I don’t have a system for deciding what posh books to read next. It’s literally whatever title pops into my head, and what pops into my head tends to be titles of books that I’ve heard posh people (not me) talking about at parties, or that have been mentioned in passing in the literary and/or lifestyle sections of upscale newspapers.
Enter The Brothers Karamazov, by Fyodor Dostoyevksy. It’s Russian and from the nineteenth century, so I knew it was going to be long and (I’m guessing) probably a bit of a downer. I was OK with that, though. Winter is here. A long read with a grim beginning, middle and end is entirely in keeping with the season. What I’m less OK with is my choice of print copy. I went for the only one my bookstore had in stock: the Penguin Classics paperback. At 985 pages it is predictably massive, but the problem I have – and I’ve always had – with Penguin Classics is that I find them very hard to read. Not because of the language but because of the tiny print and the narrow margins. The margins are a particular source of grievance because, having spent far too much of my childhood reading paperbacks in bookstores without actually buying the book, I can’t stand “breaking” a book’s spine so it will lie flat on the table. Look at my bookshelves and most of my paperbacks look as good as new. Look at my Penguins and every one of them has a badly creased spine: there’s simply no other way to read them because the words start so close to the middle of the book. What has put me off starting on The Brothers Karamazov is the knowledge that the mechanics of reading the thing are going to be so unpleasant.
Which brings me to the subject of book design. Penguin Classics are presumably made harder to read because it saves paper. A lot of classics are long, they are never out of print, and Penguin always includes a lot of high-quality academic commentary, so I imagine the cumulative savings in production costs are enormous. Also (and now I’m just being cynical) because so many Penguin Classics are compulsory reading at high school and college, I can’t help thinking that design aesthetics is lower down the list of priorities than it usually is.

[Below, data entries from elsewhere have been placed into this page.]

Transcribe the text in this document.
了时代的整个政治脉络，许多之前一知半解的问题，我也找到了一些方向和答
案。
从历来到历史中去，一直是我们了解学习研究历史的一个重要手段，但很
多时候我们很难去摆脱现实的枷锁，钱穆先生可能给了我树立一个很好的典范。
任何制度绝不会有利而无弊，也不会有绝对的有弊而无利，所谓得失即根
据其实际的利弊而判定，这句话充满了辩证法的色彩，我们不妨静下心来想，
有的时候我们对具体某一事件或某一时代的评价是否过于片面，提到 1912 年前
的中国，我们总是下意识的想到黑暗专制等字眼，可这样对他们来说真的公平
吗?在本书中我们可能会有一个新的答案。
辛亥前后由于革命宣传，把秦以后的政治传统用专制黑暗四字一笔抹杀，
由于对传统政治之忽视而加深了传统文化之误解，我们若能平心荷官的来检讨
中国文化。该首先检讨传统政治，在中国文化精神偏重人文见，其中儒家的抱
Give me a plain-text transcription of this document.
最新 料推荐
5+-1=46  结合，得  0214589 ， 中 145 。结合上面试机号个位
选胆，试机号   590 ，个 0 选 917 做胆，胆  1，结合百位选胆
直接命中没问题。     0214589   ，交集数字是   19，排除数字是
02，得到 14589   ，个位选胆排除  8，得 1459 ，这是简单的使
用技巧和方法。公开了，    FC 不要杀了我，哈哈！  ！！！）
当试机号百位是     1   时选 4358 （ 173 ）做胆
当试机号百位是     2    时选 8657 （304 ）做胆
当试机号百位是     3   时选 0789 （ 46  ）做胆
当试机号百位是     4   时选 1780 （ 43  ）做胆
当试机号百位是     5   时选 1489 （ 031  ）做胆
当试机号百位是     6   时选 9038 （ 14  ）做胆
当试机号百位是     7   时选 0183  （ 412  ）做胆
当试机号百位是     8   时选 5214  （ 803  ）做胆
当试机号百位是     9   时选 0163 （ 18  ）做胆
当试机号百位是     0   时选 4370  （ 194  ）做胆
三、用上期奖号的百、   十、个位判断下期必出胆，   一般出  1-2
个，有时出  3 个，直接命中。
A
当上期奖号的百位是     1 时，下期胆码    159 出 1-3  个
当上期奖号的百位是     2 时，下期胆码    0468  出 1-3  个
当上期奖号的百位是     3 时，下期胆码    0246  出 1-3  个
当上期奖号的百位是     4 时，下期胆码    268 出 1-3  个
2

I’m peculiarly sensitive to design at the moment because DAW has just sent me a pdf of the proof of Braking Day for – wait for it – proofreading. This is a copy of what the inside of the book will look like when it hits the shelves in April. My job is to make sure that what’s in the proof matches what I wrote in the original manuscript. I also get some input into how it looks (awesome, by the way! Apart from changing the dedication font to something less “shouty,” there’s absolutely nothing I would want to change). The format for Braking Day is the standard hardback size of six by nine inches. The font size is such that there are 36 lines on a full page and the whole book (130,000 words) will come in at about 360 pages. A couple of DAW hardbacks I’ve plucked off my bookshelves are broadly similar.
Seven Devils, by Laura Lam and Elizabeth May, has 35 lines to the page and is 456 pages long (it didn’t feel that long when I read it!) which equates to a wordcount of (very roughly) 150-160,000.
Alliance Rising, by C.J. Cherryh and Jane S. Fancher, has 40 lines to the page and is 346 pages long, so the wordcount will be in the 130-140,000 range.
By comparison, The Brothers Karamazov also has 40 lines to the page but those 40 lines are crammed into a paperback format of five inches by seven and three-quarter inches (I don’t even want to do the wordcount). Which looks, predictably, like this.
And if you’re having trouble envisaging the size difference between a DAW hardback versus Penguin Classics, this is what it looks like. It is significant.
All told, design can have a significant effect on how “readable” a book is. Right now, I am grateful that being a classic author is not in my future!